Excuses Do Not Win Elections; Hard Work Does

PRINCE ADEYEMI SHONIBARE writes on why perpetual election losers and self-styled Amala intellectuals must stop searching for scapegoats

The Politics of Excuses

A recurring feature of our democracy is the tendency of some political actors to begin preparing excuses long before election results are announced.

Rather than investing in party structures, mobilizing supporters, engaging voters, and presenting credible alternatives, they often devote significant energy to constructing narratives that can be deployed after defeat.

When the results are eventually declared and do not favor them, the blame game begins.

The recent controversy surrounding a man allegedly seen with “INEC Observer” written on his back is a clear example.

Indeed, Nigeria’s growing number of social media commentators, self-appointed political analysts, and partisan propagandists appear to have embraced a familiar post elections formula:

Step One: Lose the election.

Step Two: Find a photograph.

Step Three: Declare democracy compromised.

Step Four: Convene a symposium on how victory was stolen.

Step Five: Repeat the process after the next election.

Allegations Require Evidence, Not Speculation

Observers are routinely issued accredited identification materials, including branded vests, tags, or both, to enable them perform their duties and move freely within designated areas.

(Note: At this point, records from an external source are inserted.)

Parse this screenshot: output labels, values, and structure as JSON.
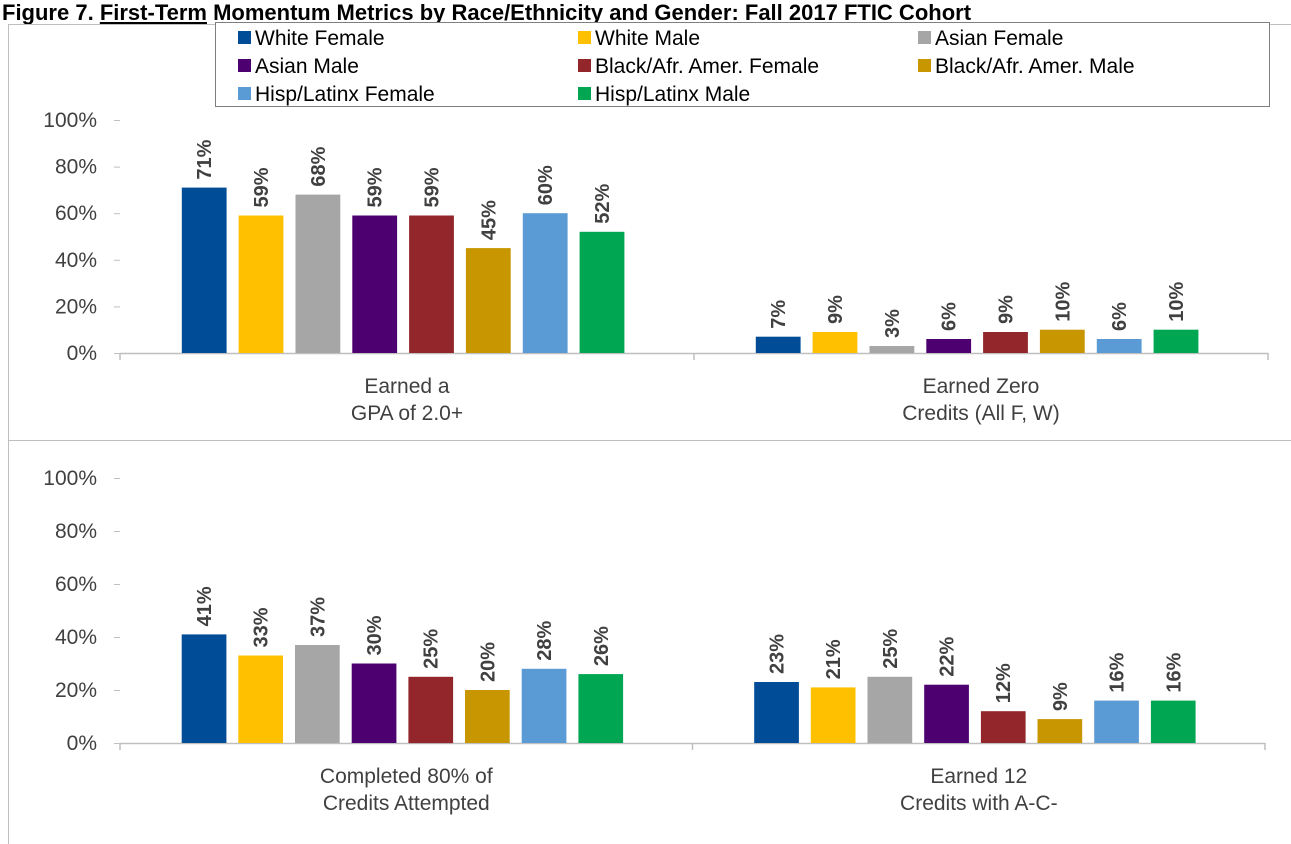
{
  "figure": {
    "title_prefix": "Figure 7.",
    "title_underlined": "First-Term",
    "title_rest": "Momentum Metrics by Race/Ethnicity and Gender: Fall 2017 FTIC Cohort"
  },
  "legend_placement": "top",
  "chart_data": [
    {
      "type": "bar",
      "categories": [
        "Earned a\nGPA of 2.0+",
        "Earned Zero\nCredits (All F, W)"
      ],
      "series": [
        {
          "name": "White Female",
          "color": "#004C97",
          "values": [
            71,
            7
          ]
        },
        {
          "name": "White Male",
          "color": "#FFC000",
          "values": [
            59,
            9
          ]
        },
        {
          "name": "Asian Female",
          "color": "#A6A6A6",
          "values": [
            68,
            3
          ]
        },
        {
          "name": "Asian Male",
          "color": "#4D0070",
          "values": [
            59,
            6
          ]
        },
        {
          "name": "Black/Afr. Amer. Female",
          "color": "#92262B",
          "values": [
            59,
            9
          ]
        },
        {
          "name": "Black/Afr. Amer. Male",
          "color": "#C89600",
          "values": [
            45,
            10
          ]
        },
        {
          "name": "Hisp/Latinx Female",
          "color": "#5B9BD5",
          "values": [
            60,
            6
          ]
        },
        {
          "name": "Hisp/Latinx Male",
          "color": "#00A651",
          "values": [
            52,
            10
          ]
        }
      ],
      "ylim": [
        0,
        100
      ],
      "yticks": [
        "0%",
        "20%",
        "40%",
        "60%",
        "80%",
        "100%"
      ],
      "grid": false
    },
    {
      "type": "bar",
      "categories": [
        "Completed 80% of\nCredits Attempted",
        "Earned 12\nCredits with A-C-"
      ],
      "series": [
        {
          "name": "White Female",
          "color": "#004C97",
          "values": [
            41,
            23
          ]
        },
        {
          "name": "White Male",
          "color": "#FFC000",
          "values": [
            33,
            21
          ]
        },
        {
          "name": "Asian Female",
          "color": "#A6A6A6",
          "values": [
            37,
            25
          ]
        },
        {
          "name": "Asian Male",
          "color": "#4D0070",
          "values": [
            30,
            22
          ]
        },
        {
          "name": "Black/Afr. Amer. Female",
          "color": "#92262B",
          "values": [
            25,
            12
          ]
        },
        {
          "name": "Black/Afr. Amer. Male",
          "color": "#C89600",
          "values": [
            20,
            9
          ]
        },
        {
          "name": "Hisp/Latinx Female",
          "color": "#5B9BD5",
          "values": [
            28,
            16
          ]
        },
        {
          "name": "Hisp/Latinx Male",
          "color": "#00A651",
          "values": [
            26,
            16
          ]
        }
      ],
      "ylim": [
        0,
        100
      ],
      "yticks": [
        "0%",
        "20%",
        "40%",
        "60%",
        "80%",
        "100%"
      ],
      "grid": false
    }
  ]
}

Political parties also deploy accredited agents. Electoral officials, returning officers, security personnel, journalists, and election monitors all operate within the election environment under various forms of accreditation.

Curiously, those making the allegation have largely circulated images or clips showing only the back of the individual in question.

The back.

Not the front.

Not his accreditation.

Just the back and not where the man was rigging the elections.

Where is the complete evidence? Where is the continuous video showing both the front and back of the person and establishing his identity beyond reasonable doubt?

Perhaps the front contains information that has not been shared.

Perhaps it is being withheld for reasons best known to those circulating the claim.

Or perhaps no one bothered to verify the image before forwarding it to multiple WhatsApp groups.

In an age where artificial intelligence can generate convincing images, clone voices, and create videos that never happened, responsible citizens must insist on facts rather than assumptions.

Serious allegations require serious evidence

The Extraordinary Power Attributed to One Man. According to this emerging political theory, one individual somehow overpowered party agents, electoral officers, security personnel, election observers, journalists, voters, ballot papers, result sheets, and the entire democratic process.

What an extraordinary claim.

If one person’s presence alone could determine the outcome of an election, then Nigeria should immediately recruit him to help solve inflation, insecurity, unemployment, exchange-rate , and power supply challenges.